Selling Vision. Most entrepreneurs want to change the world, or at least their part of it. They see a business problem, a solution to make it better, an identified market and a plan to grow their company to an "outcome". The outcome will vary but range from "build and sell", to "build and IPO" or to "build until world domination is achieved". Regardless of the outcome, the successful journey is worth a lot to the participants in non-monetary terms. It may be a stepping stone to their own plan to become a CEO of a start-up or just a great resume builder that leads to a bigger job. Regardless, tie your candidate's personal agenda to yours.
Selling the value of Equity. I was at PeopleSoft because I believed that I would be financially better off with Options rather than taking a larger base salary somewhere else (which proved true). PeopleSoft had a generous employee stock option plan which awarded options based on performance to all levels of employees. I used the growth of my personal options portfolio to educate candidates on the potential opportunity. We were public so this was easier to do than if you are with a private company because there was a daily share price. Still, we had to be extremely careful that we were not implying promises, but by telling history, we could show the real potential for sharing in equity growth. As a private company, I would suggest you translate the options you are offering into scenarios for what a few future outcomes could look like. Make sure the candidate understands that these are possibilities, not promises.

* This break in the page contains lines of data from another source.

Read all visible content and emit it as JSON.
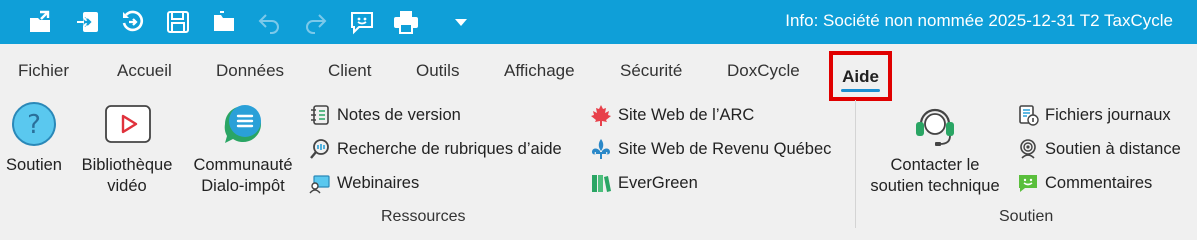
{
  "title_bar": {
    "title": "Info: Société non nommée 2025-12-31 T2 TaxCycle",
    "quick_access": [
      {
        "name": "new-file-icon"
      },
      {
        "name": "import-icon"
      },
      {
        "name": "rollforward-icon"
      },
      {
        "name": "save-icon"
      },
      {
        "name": "open-folder-icon"
      },
      {
        "name": "undo-icon"
      },
      {
        "name": "redo-icon"
      },
      {
        "name": "feedback-icon"
      },
      {
        "name": "print-icon"
      },
      {
        "name": "customize-dropdown-icon"
      }
    ]
  },
  "tabs": {
    "fichier": "Fichier",
    "accueil": "Accueil",
    "donnees": "Données",
    "client": "Client",
    "outils": "Outils",
    "affichage": "Affichage",
    "securite": "Sécurité",
    "doxcycle": "DoxCycle",
    "aide": "Aide"
  },
  "ribbon": {
    "ressources": {
      "label": "Ressources",
      "soutien": "Soutien",
      "bibliotheque": "Bibliothèque\nvidéo",
      "communaute": "Communauté\nDialo-impôt",
      "notes": "Notes de version",
      "recherche": "Recherche de rubriques d’aide",
      "webinaires": "Webinaires",
      "site_arc": "Site Web de l’ARC",
      "site_rq": "Site Web de Revenu Québec",
      "evergreen": "EverGreen"
    },
    "soutien": {
      "label": "Soutien",
      "contacter": "Contacter le\nsoutien technique",
      "fichiers": "Fichiers journaux",
      "distance": "Soutien à distance",
      "commentaires": "Commentaires"
    }
  },
  "colors": {
    "title_bar": "#0f9fd8",
    "accent": "#1a8fd1",
    "highlight_box": "#e00000"
  }
}
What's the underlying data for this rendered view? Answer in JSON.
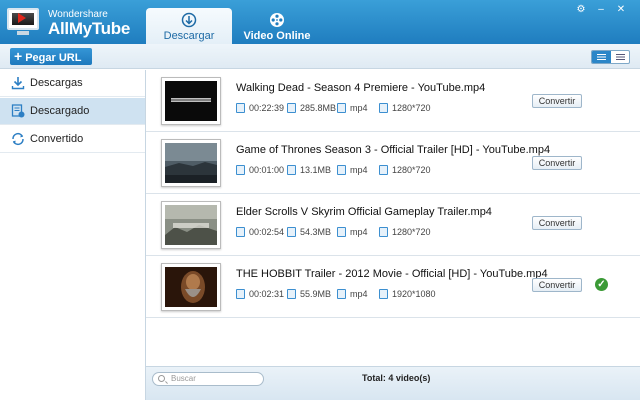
{
  "app": {
    "brand_small": "Wondershare",
    "brand_big": "AllMyTube"
  },
  "tabs": [
    {
      "label": "Descargar",
      "icon": "download-circle-icon",
      "active": true
    },
    {
      "label": "Video Online",
      "icon": "film-reel-icon",
      "active": false
    }
  ],
  "window_controls": [
    {
      "icon": "settings-icon",
      "glyph": "⚙"
    },
    {
      "icon": "minimize-icon",
      "glyph": "–"
    },
    {
      "icon": "close-icon",
      "glyph": "✕"
    }
  ],
  "toolbar": {
    "paste_url_label": "Pegar URL",
    "view_mode": "detailed-list"
  },
  "sidebar": {
    "items": [
      {
        "label": "Descargas",
        "icon": "download-icon",
        "active": false
      },
      {
        "label": "Descargado",
        "icon": "downloaded-icon",
        "active": true
      },
      {
        "label": "Convertido",
        "icon": "converted-icon",
        "active": false
      }
    ]
  },
  "videos": [
    {
      "title": "Walking Dead - Season 4 Premiere - YouTube.mp4",
      "duration": "00:22:39",
      "size": "285.8MB",
      "format": "mp4",
      "resolution": "1280*720",
      "convert_label": "Convertir",
      "converted": false
    },
    {
      "title": "Game of Thrones Season 3 - Official Trailer [HD] - YouTube.mp4",
      "duration": "00:01:00",
      "size": "13.1MB",
      "format": "mp4",
      "resolution": "1280*720",
      "convert_label": "Convertir",
      "converted": false
    },
    {
      "title": "Elder Scrolls V Skyrim Official Gameplay Trailer.mp4",
      "duration": "00:02:54",
      "size": "54.3MB",
      "format": "mp4",
      "resolution": "1280*720",
      "convert_label": "Convertir",
      "converted": false
    },
    {
      "title": "THE HOBBIT Trailer - 2012 Movie - Official [HD] - YouTube.mp4",
      "duration": "00:02:31",
      "size": "55.9MB",
      "format": "mp4",
      "resolution": "1920*1080",
      "convert_label": "Convertir",
      "converted": true
    }
  ],
  "statusbar": {
    "search_placeholder": "Buscar",
    "total": "Total: 4 video(s)"
  },
  "colors": {
    "header_top": "#3a9fd8",
    "header_bottom": "#1f7dbf",
    "accent": "#1e79bd",
    "selected_row": "#cfe2f1",
    "check_green": "#3b9a36"
  }
}
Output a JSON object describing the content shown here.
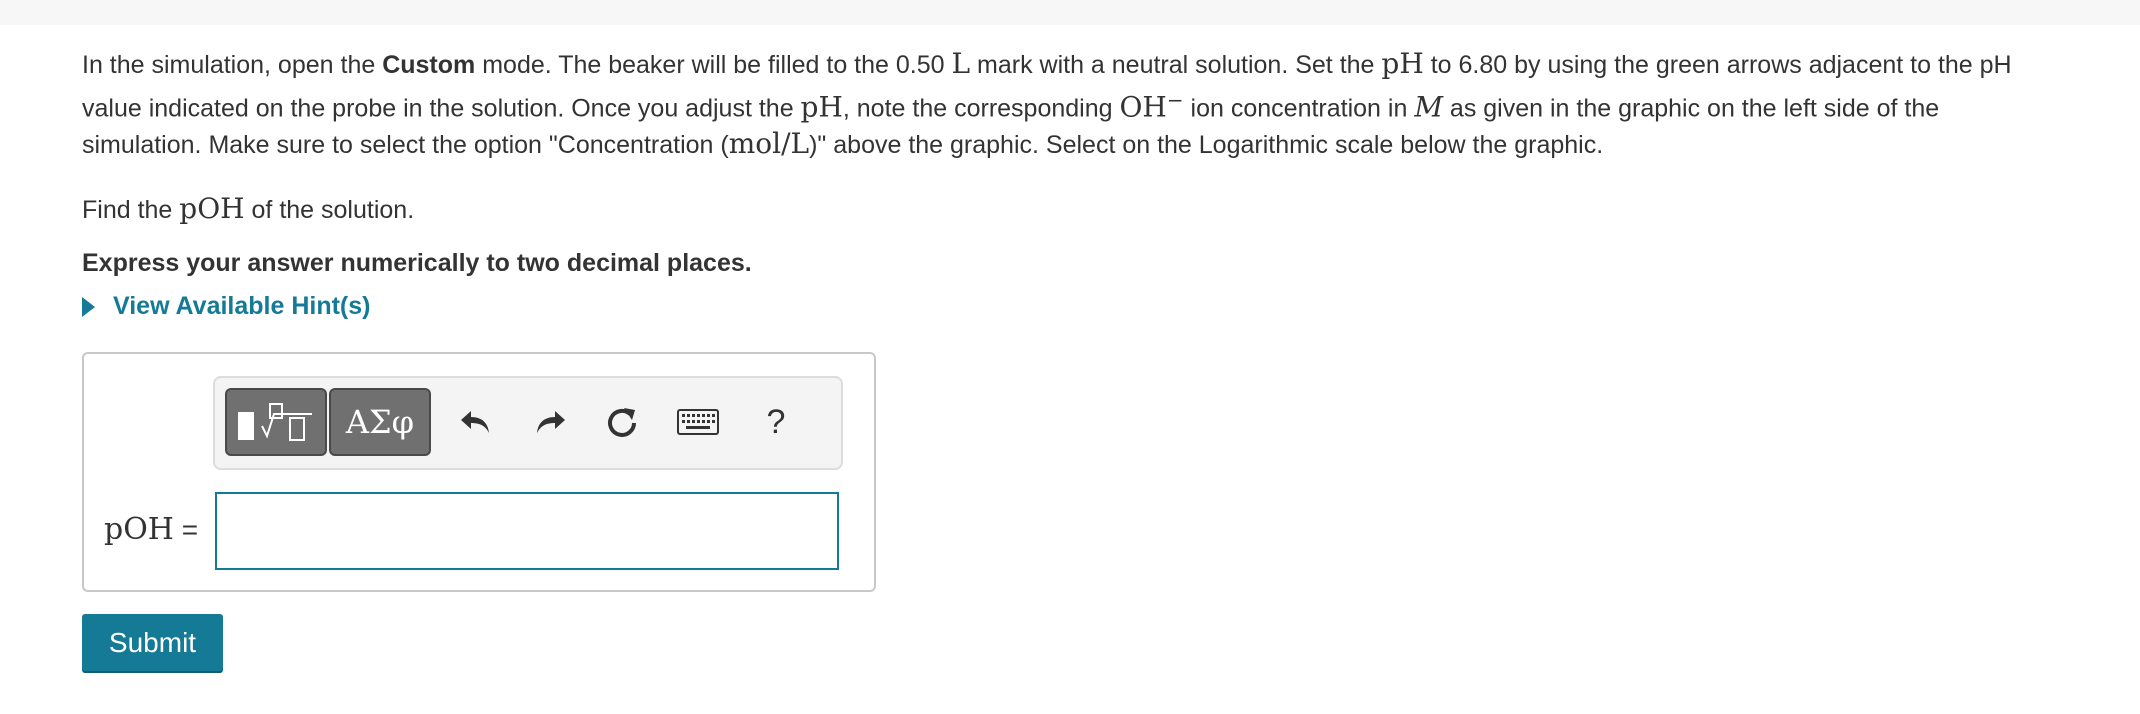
{
  "problem": {
    "p1_a": "In the simulation, open the ",
    "p1_custom": "Custom",
    "p1_b": " mode. The beaker will be filled to the 0.50 ",
    "p1_L": "L",
    "p1_c": " mark with  a neutral solution. Set the ",
    "p1_pH": "pH",
    "p1_d": " to 6.80 by using the green arrows adjacent to the pH",
    "p2_a": "value indicated on the probe in the solution. Once you adjust the ",
    "p2_pH": "pH",
    "p2_b": ", note the corresponding ",
    "p2_OH": "OH",
    "p2_sup": "−",
    "p2_c": " ion concentration in ",
    "p2_M": "M",
    "p2_d": " as given in the graphic on the left side of the",
    "p3_a": "simulation. Make sure to select the option \"Concentration (",
    "p3_unit": "mol/L",
    "p3_b": ")\" above the graphic. Select on the Logarithmic scale below the graphic.",
    "prompt_a": "Find the ",
    "prompt_pOH": "pOH",
    "prompt_b": " of the solution.",
    "instruction": "Express your answer numerically to two decimal places."
  },
  "hint": {
    "label": "View Available Hint(s)"
  },
  "toolbar": {
    "templates_label": "templates",
    "greek_label": "ΑΣφ",
    "help_label": "?"
  },
  "answer": {
    "label_var": "pOH",
    "label_eq": " =",
    "value": "",
    "placeholder": ""
  },
  "submit": {
    "label": "Submit"
  },
  "colors": {
    "accent": "#147a96",
    "toolbar_button": "#707070"
  }
}
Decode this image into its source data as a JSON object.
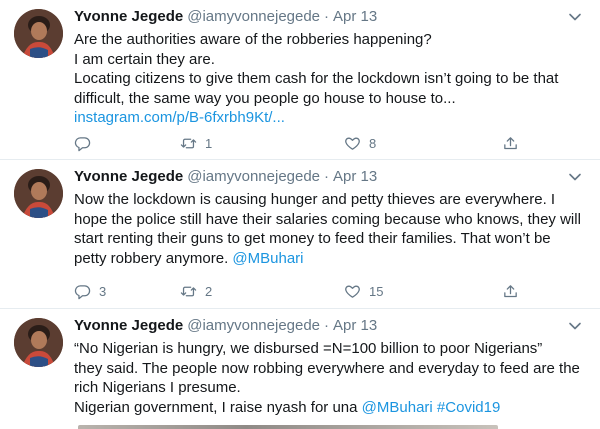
{
  "tweets": [
    {
      "author": {
        "name": "Yvonne Jegede",
        "handle": "@iamyvonnejegede"
      },
      "separator": "·",
      "date": "Apr 13",
      "lines": [
        "Are the authorities aware of the robberies happening?",
        "I am certain they are.",
        "Locating citizens to give them cash for the lockdown isn’t going to be that",
        "difficult, the same way you people go house to house to...",
        "instagram.com/p/B-6fxrbh9Kt/..."
      ],
      "stats": {
        "replies": "",
        "retweets": "1",
        "likes": "8"
      }
    },
    {
      "author": {
        "name": "Yvonne Jegede",
        "handle": "@iamyvonnejegede"
      },
      "separator": "·",
      "date": "Apr 13",
      "lines": [
        "Now the lockdown is causing hunger and petty thieves are everywhere. I",
        "hope the police still have their salaries coming because who knows, they will",
        "start renting their guns to get money to feed their families. That won’t be",
        "petty robbery anymore.",
        "@MBuhari"
      ],
      "stats": {
        "replies": "3",
        "retweets": "2",
        "likes": "15"
      }
    },
    {
      "author": {
        "name": "Yvonne Jegede",
        "handle": "@iamyvonnejegede"
      },
      "separator": "·",
      "date": "Apr 13",
      "lines": [
        "“No Nigerian is hungry, we disbursed =N=100 billion to poor Nigerians”",
        "they said. The people now robbing everywhere and everyday to feed are the",
        "rich Nigerians I presume.",
        "Nigerian government, I raise nyash for una",
        "@MBuhari",
        "#Covid19"
      ],
      "stats": {}
    }
  ],
  "icons": {
    "reply": "reply-icon",
    "retweet": "retweet-icon",
    "like": "heart-icon",
    "share": "share-icon",
    "more": "chevron-down-icon"
  },
  "colors": {
    "link": "#1b95e0",
    "text": "#14171a",
    "secondary": "#657786",
    "divider": "#e6ecf0"
  }
}
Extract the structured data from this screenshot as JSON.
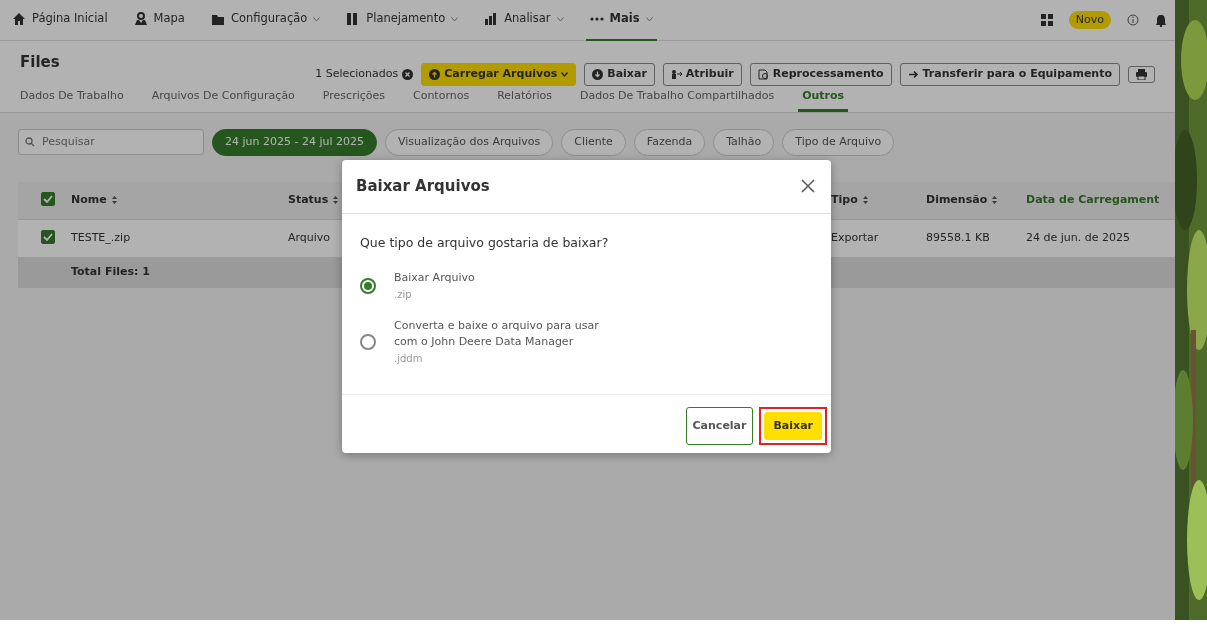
{
  "nav": {
    "items": [
      {
        "label": "Página Inicial",
        "dropdown": false,
        "selected": false
      },
      {
        "label": "Mapa",
        "dropdown": false,
        "selected": false
      },
      {
        "label": "Configuração",
        "dropdown": true,
        "selected": false
      },
      {
        "label": "Planejamento",
        "dropdown": true,
        "selected": false
      },
      {
        "label": "Analisar",
        "dropdown": true,
        "selected": false
      },
      {
        "label": "Mais",
        "dropdown": true,
        "selected": true
      }
    ],
    "new_badge": "Novo"
  },
  "page_title": "Files",
  "selection": {
    "count_label": "1 Selecionados"
  },
  "actions": [
    {
      "label": "Carregar Arquivos",
      "kind": "primary"
    },
    {
      "label": "Baixar",
      "kind": "outline"
    },
    {
      "label": "Atribuir",
      "kind": "outline"
    },
    {
      "label": "Reprocessamento",
      "kind": "outline"
    },
    {
      "label": "Transferir para o Equipamento",
      "kind": "outline"
    }
  ],
  "tabs": [
    {
      "label": "Dados De Trabalho",
      "selected": false
    },
    {
      "label": "Arquivos De Configuração",
      "selected": false
    },
    {
      "label": "Prescrições",
      "selected": false
    },
    {
      "label": "Contornos",
      "selected": false
    },
    {
      "label": "Relatórios",
      "selected": false
    },
    {
      "label": "Dados De Trabalho Compartilhados",
      "selected": false
    },
    {
      "label": "Outros",
      "selected": true
    }
  ],
  "search": {
    "placeholder": "Pesquisar"
  },
  "filters": [
    {
      "label": "24 jun 2025 - 24 jul 2025",
      "selected": true
    },
    {
      "label": "Visualização dos Arquivos",
      "selected": false
    },
    {
      "label": "Cliente",
      "selected": false
    },
    {
      "label": "Fazenda",
      "selected": false
    },
    {
      "label": "Talhão",
      "selected": false
    },
    {
      "label": "Tipo de Arquivo",
      "selected": false
    }
  ],
  "table": {
    "select_all_checked": true,
    "columns": [
      {
        "label": "Nome",
        "sorted": false
      },
      {
        "label": "Status",
        "sorted": false
      },
      {
        "label": "Tipo",
        "sorted": false
      },
      {
        "label": "Dimensão",
        "sorted": false
      },
      {
        "label": "Data de Carregament",
        "sorted": true
      }
    ],
    "rows": [
      {
        "checked": true,
        "cells": [
          "TESTE_.zip",
          "Arquivo",
          "Exportar",
          "89558.1 KB",
          "24 de jun. de 2025"
        ]
      }
    ],
    "footer": "Total Files: 1"
  },
  "modal": {
    "title": "Baixar Arquivos",
    "question": "Que tipo de arquivo gostaria de baixar?",
    "options": [
      {
        "label": "Baixar Arquivo",
        "extension": ".zip",
        "selected": true
      },
      {
        "label": "Converta e baixe o arquivo para usar com o John Deere Data Manager",
        "extension": ".jddm",
        "selected": false
      }
    ],
    "buttons": [
      {
        "label": "Cancelar",
        "kind": "secondary",
        "highlighted": false
      },
      {
        "label": "Baixar",
        "kind": "primary",
        "highlighted": true
      }
    ]
  }
}
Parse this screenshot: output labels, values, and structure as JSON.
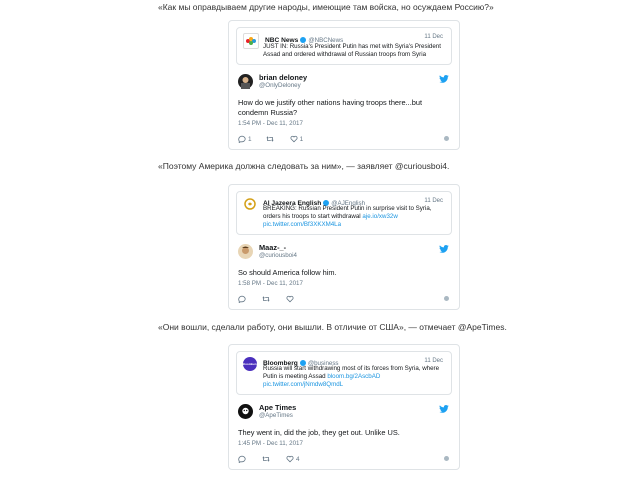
{
  "colors": {
    "link": "#1b95e0",
    "verified": "#1da1f2",
    "muted": "#657786"
  },
  "sections": [
    {
      "caption": "«Как мы оправдываем другие народы, имеющие там войска, но осуждаем Россию?»",
      "quote": {
        "name": "NBC News",
        "handle": "@NBCNews",
        "date": "11 Dec",
        "text": "JUST IN: Russia's President Putin has met with Syria's President Assad and ordered withdrawal of Russian troops from Syria",
        "link": "",
        "link2": "",
        "logo_icon": "nbc-peacock-icon"
      },
      "tweet": {
        "name": "brian deloney",
        "handle": "@OnlyDeloney",
        "text": "How do we justify other nations having troops there...but condemn Russia?",
        "time": "1:54 PM - Dec 11, 2017",
        "replies": "1",
        "retweets": "",
        "likes": "1"
      }
    },
    {
      "caption": "«Поэтому Америка должна следовать за ним», — заявляет @curiousboi4.",
      "quote": {
        "name": "Al Jazeera English",
        "handle": "@AJEnglish",
        "date": "11 Dec",
        "text": "BREAKING: Russian President Putin in surprise visit to Syria, orders his troops to start withdrawal",
        "link": "aje.io/xw32w",
        "link2": "pic.twitter.com/Bf3XKXM4La",
        "logo_icon": "al-jazeera-icon"
      },
      "tweet": {
        "name": "Maaz-_-",
        "handle": "@curiousboi4",
        "text": "So should America follow him.",
        "time": "1:58 PM - Dec 11, 2017",
        "replies": "",
        "retweets": "",
        "likes": ""
      }
    },
    {
      "caption": "«Они вошли, сделали работу, они вышли. В отличие от США», — отмечает @ApeTimes.",
      "quote": {
        "name": "Bloomberg",
        "handle": "@business",
        "date": "11 Dec",
        "text": "Russia will start withdrawing most of its forces from Syria, where Putin is meeting Assad",
        "link": "bloom.bg/2AscbAD",
        "link2": "pic.twitter.com/jNmdw8QmdL",
        "logo_icon": "bloomberg-icon"
      },
      "tweet": {
        "name": "Ape Times",
        "handle": "@ApeTimes",
        "text": "They went in, did the job, they get out. Unlike US.",
        "time": "1:45 PM - Dec 11, 2017",
        "replies": "",
        "retweets": "",
        "likes": "4"
      }
    }
  ]
}
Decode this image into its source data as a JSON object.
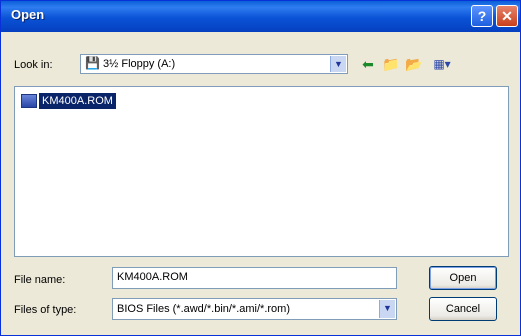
{
  "window": {
    "title": "Open",
    "help_glyph": "?",
    "close_glyph": "✕"
  },
  "lookin": {
    "label": "Look in:",
    "value": "3½ Floppy (A:)",
    "drive_icon_glyph": "💾"
  },
  "toolbar": {
    "back": "⬅",
    "up": "📁",
    "newfolder": "📂",
    "view": "▦▾"
  },
  "files": [
    {
      "name": "KM400A.ROM"
    }
  ],
  "filename": {
    "label": "File name:",
    "value": "KM400A.ROM"
  },
  "filetype": {
    "label": "Files of type:",
    "value": "BIOS Files (*.awd/*.bin/*.ami/*.rom)"
  },
  "buttons": {
    "open": "Open",
    "cancel": "Cancel"
  },
  "colors": {
    "title_bar": "#0a52d6",
    "selection": "#0a246a",
    "dialog_bg": "#ece9d8"
  }
}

Tell your story. For example, you are offering a candidate options currently worth $50,000. The Company has $2M of SaaS revenue. Your strategy is to grow to $4M revenue next year, $8M in the following year and $15M in the third year. At that time, you speculate that the company valuation will have increased from $6M to $60M so the options being offered will now be worth $500,000 less the $50,000 strike price. If you can exit in three years, the option payout for the candidate would be $450,000. If you don't exit in three years but keep growing, your plan is $23M revenue in year 4 and $30M in year 5. Your valuation will likely be $120M and the candidates net options will be worth $950,000. Also, provided certain conditions are met, the employee may deduct 50% of the amount included in income, with the result that the taxable benefit relating to the exercise of the stock option is taxed similar to capital gains rates. If you grant Restricted Stock instead of Options, the employee may be eligible to receive the first $750,000 of capital gains tax-free. Make sure you put the appropriate disclaimers on your story by telling the candidate that they need to decide whether they believe the growth and valuation plans are achievable and that they will need independent tax advice to understand the tax implications of their equity.
Sell bonus upside over base salary. If you can't pay market value base salary, pay for over-achievement of objectives, but tie those objectives to company financial performance so you can afford the upside. For example, if the company over-achieves its revenue and margin objectives, you should have more cash for bonuses. Aggressively share this over-achievement if you can't compete on Base Salary. If you are trying to attract more aggressive employees with higher tolerance for risk, this is a great way to separate the conservatives from the risk takers.
A mentor of mine from way back in IBM sales days used to say "Save some of your best selling abilities for internally in IBM so you can get the support and resources you need to be successful." The same goes for recruiting. Don't think it is only customers that you need to sell. In today's talent management wars, save some of your best selling abilities for recruiting new employees.